Statistics alone don’t determine your individual outcome, but they do inform better decision-making. Here’s what the numbers point toward. Risk management is the strongest differentiator. Multiple analyses show that traders who risk under 2% per trade pass evaluations at significantly higher rates. The most common failure mode isn’t a bad strategy – it’s behavioral: oversizing, revenge trading, and drawdown violations. Firm selection matters as much as trading skill. Pass rates vary dramatically between firms – from below 5% to above 15% – based on rule design, drawdown type, and evaluation structure. Choosing a firm whose rules align with your strategy isn’t a minor detail; it’s a major statistical advantage. Reviewing detailed [prop firm challenges](prop firm challenges) side-by-side before purchasing helps you identify which evaluation structure gives your approach the best odds. The industry is maturing, not declining. Despite the 2024 closures, search interest remains near all-time highs, leading firms are posting record revenues, and new regulatory frameworks (including the Prop Association’s self-regulatory standards) suggest a market moving toward greater legitimacy. Traders entering now face a smaller but more reliable set of firms compared to two years ago. Expect to invest more than one challenge fee. With first-attempt pass rates of 5-10%, building a budget for 2-3 attempts is more realistic than assuming you’ll pass the first time.
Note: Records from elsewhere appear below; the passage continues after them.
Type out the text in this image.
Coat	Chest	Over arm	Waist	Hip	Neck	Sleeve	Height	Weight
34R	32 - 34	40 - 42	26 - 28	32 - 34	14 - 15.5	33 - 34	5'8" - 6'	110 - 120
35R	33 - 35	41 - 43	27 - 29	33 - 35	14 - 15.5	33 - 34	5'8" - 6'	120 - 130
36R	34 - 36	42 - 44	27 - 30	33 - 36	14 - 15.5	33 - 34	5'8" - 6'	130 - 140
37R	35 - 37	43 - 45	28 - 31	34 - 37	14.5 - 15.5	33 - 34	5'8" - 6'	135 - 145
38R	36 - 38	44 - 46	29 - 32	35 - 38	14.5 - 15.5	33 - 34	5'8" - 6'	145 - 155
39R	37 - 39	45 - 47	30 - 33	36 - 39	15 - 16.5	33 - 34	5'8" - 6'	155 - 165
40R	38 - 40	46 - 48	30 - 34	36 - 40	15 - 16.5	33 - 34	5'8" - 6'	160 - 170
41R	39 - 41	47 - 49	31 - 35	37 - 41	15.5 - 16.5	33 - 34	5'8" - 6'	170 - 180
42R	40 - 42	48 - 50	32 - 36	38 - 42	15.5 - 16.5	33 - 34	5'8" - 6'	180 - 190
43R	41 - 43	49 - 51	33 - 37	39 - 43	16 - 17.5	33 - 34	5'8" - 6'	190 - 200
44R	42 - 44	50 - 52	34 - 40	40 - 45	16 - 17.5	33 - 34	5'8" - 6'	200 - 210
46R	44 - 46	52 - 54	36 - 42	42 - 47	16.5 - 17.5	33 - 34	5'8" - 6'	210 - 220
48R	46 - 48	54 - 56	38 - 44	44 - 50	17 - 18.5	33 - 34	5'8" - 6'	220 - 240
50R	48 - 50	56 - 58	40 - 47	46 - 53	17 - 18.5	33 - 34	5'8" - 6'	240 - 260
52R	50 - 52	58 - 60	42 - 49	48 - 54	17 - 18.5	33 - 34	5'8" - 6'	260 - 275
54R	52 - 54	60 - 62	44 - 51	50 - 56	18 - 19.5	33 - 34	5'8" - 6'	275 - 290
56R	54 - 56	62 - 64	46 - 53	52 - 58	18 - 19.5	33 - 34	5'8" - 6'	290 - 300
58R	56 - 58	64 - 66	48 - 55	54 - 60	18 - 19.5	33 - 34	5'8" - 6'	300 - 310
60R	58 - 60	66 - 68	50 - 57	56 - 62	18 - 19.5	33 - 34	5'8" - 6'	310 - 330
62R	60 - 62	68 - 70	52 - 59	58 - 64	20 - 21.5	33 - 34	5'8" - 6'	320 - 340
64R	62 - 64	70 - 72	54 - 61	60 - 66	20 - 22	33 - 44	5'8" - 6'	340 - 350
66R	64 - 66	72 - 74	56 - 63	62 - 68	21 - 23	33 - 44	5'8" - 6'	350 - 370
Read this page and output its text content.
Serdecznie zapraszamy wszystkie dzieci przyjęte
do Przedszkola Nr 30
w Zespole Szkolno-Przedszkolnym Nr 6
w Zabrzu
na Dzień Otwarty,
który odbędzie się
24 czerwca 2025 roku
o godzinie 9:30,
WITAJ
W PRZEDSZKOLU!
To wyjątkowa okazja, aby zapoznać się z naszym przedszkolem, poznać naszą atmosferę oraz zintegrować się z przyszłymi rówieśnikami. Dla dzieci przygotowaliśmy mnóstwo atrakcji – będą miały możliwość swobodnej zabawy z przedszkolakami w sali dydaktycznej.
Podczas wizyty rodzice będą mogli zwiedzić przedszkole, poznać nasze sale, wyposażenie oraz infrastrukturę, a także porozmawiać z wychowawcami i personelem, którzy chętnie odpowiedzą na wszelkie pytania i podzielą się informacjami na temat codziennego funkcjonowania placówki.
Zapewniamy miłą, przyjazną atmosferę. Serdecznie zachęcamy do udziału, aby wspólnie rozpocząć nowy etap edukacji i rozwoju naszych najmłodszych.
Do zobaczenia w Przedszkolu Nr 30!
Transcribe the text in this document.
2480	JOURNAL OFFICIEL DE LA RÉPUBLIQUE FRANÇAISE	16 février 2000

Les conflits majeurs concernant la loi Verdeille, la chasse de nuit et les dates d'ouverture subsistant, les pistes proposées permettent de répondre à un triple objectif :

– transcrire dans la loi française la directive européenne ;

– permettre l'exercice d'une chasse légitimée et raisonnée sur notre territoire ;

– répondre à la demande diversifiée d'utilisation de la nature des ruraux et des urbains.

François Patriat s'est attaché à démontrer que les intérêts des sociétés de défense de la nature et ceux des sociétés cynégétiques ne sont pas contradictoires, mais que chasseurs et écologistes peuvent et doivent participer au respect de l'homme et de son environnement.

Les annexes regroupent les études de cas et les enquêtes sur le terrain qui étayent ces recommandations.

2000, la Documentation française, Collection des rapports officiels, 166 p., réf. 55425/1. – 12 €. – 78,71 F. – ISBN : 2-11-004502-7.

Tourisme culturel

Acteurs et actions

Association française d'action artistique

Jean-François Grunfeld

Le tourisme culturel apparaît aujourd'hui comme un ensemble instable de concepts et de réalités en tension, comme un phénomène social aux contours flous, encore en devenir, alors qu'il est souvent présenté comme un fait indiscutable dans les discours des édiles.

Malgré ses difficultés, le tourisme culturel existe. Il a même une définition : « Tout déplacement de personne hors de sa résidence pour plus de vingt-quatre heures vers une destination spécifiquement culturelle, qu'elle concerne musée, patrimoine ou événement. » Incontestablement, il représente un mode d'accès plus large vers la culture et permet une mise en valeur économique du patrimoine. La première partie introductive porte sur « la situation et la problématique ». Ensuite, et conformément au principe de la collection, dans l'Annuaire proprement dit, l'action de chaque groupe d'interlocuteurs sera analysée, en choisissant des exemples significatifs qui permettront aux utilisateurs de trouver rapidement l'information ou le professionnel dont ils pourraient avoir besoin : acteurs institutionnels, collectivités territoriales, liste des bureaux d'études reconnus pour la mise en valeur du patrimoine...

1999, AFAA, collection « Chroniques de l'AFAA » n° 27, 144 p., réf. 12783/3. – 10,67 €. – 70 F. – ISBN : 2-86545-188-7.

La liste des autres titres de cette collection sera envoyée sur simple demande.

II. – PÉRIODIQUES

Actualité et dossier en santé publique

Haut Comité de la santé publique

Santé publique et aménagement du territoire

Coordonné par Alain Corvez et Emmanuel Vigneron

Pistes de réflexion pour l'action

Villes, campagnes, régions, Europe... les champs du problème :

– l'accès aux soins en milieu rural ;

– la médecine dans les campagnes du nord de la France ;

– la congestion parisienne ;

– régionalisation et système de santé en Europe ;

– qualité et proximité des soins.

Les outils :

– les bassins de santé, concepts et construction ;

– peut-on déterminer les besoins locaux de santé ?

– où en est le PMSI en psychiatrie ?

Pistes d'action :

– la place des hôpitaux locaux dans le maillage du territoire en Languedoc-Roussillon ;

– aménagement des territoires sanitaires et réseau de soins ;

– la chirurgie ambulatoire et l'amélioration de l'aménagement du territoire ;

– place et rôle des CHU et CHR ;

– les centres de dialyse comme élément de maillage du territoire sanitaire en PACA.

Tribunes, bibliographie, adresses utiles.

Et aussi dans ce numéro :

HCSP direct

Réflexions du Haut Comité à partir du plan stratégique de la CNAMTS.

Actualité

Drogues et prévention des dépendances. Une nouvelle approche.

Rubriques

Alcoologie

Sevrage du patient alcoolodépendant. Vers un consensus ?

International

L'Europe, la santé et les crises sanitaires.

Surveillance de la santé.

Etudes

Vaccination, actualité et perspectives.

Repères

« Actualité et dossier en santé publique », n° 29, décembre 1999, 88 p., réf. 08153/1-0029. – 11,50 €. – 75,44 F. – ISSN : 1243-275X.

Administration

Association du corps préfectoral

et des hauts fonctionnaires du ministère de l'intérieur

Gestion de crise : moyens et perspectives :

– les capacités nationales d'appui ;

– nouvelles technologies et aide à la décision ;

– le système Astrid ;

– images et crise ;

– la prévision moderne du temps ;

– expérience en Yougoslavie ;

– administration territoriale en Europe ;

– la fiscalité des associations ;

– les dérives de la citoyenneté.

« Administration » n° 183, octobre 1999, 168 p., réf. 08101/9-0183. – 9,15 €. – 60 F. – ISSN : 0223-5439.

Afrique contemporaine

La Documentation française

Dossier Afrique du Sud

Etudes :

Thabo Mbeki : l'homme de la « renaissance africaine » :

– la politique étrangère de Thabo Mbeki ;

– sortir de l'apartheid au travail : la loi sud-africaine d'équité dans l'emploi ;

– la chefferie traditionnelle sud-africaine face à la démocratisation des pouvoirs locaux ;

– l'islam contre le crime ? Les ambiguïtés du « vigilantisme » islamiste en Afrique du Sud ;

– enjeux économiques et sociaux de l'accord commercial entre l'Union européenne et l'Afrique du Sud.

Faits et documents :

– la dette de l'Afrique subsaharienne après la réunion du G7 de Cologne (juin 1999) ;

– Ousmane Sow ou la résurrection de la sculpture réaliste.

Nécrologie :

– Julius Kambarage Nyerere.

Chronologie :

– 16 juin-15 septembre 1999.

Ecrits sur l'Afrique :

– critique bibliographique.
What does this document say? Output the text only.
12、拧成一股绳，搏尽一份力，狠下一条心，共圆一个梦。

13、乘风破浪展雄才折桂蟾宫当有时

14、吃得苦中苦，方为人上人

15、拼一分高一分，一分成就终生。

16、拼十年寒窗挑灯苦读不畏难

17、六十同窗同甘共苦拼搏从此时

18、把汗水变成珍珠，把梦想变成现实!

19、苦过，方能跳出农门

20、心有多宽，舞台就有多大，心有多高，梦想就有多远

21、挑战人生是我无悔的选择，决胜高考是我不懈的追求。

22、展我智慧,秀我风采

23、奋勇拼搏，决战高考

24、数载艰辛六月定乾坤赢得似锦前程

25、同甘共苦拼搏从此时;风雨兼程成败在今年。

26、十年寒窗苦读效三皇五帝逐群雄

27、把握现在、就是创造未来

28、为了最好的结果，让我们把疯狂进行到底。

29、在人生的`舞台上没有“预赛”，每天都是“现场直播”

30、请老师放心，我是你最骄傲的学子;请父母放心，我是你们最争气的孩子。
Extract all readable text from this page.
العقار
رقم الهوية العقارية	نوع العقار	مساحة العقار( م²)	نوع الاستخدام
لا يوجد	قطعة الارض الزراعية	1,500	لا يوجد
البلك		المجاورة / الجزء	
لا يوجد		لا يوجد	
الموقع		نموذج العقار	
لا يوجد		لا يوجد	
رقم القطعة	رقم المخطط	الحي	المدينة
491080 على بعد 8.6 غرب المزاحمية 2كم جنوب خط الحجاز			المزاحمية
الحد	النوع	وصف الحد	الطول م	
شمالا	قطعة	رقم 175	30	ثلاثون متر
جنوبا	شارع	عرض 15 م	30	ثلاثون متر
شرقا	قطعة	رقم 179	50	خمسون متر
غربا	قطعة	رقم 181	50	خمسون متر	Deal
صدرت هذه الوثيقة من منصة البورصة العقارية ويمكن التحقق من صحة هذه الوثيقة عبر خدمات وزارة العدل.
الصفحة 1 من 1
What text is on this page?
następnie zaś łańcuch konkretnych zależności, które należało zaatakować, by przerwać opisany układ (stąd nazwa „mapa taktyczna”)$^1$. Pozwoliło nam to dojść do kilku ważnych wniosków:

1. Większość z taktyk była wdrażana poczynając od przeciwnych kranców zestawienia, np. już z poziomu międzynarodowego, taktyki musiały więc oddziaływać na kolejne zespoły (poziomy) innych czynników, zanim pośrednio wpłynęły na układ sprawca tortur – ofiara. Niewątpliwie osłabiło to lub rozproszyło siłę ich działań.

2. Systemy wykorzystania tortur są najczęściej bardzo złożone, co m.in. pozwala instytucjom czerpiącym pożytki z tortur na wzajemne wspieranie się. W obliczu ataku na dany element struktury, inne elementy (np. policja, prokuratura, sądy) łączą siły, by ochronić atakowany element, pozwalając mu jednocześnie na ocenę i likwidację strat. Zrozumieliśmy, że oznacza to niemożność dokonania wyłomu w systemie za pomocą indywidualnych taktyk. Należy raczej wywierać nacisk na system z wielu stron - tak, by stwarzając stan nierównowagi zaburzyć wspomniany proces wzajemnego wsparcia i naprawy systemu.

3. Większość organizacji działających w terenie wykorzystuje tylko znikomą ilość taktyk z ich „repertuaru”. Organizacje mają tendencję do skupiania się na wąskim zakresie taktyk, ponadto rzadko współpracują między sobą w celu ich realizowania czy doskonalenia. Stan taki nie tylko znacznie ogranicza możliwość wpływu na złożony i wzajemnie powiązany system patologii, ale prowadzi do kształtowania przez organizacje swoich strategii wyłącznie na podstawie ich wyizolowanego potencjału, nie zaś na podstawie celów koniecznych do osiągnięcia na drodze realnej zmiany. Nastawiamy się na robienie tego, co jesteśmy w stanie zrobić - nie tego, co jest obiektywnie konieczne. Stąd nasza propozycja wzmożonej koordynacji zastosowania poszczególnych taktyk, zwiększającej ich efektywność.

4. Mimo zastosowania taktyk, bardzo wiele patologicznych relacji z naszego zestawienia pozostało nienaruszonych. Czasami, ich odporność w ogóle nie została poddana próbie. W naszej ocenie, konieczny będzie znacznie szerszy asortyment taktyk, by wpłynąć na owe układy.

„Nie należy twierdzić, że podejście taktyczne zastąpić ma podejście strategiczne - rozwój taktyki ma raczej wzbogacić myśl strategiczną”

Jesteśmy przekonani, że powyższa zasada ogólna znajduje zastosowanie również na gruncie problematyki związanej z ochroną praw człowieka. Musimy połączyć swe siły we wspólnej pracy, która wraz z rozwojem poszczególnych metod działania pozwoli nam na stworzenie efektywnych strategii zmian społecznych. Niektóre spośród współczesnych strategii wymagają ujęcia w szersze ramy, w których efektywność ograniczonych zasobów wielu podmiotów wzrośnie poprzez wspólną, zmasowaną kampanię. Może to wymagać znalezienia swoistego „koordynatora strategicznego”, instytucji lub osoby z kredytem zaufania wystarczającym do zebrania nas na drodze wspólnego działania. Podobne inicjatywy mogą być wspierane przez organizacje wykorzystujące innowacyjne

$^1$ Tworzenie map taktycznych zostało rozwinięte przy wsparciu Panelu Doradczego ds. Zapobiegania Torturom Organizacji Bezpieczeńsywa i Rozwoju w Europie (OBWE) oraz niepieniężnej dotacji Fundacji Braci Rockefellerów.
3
Treating challenge fees as a professional development investment – rather than a one-shot gamble – aligns expectations with what the data actually shows.

Final Thoughts

The prop trading industry’s statistics paint a picture of enormous opportunity inside a demanding framework. A $20 billion global industry with 607% search growth, firms paying out hundreds of millions in verified withdrawals, and funded accounts reaching $400,000+ – these numbers are real, and they represent genuine access to trading capital that didn’t exist a decade ago. But so are the other numbers: 5-10% pass rates, 7% payout rates, 65% failure within six months, and 80+ firm closures in a single year. The gap between the opportunity and the reality is where preparation, discipline, and informed firm selection make all the difference. The data doesn’t lie. It just requires honest interpretation – and honest self-assessment about whether you’re prepared to compete in a field where the statistics favor the disciplined few.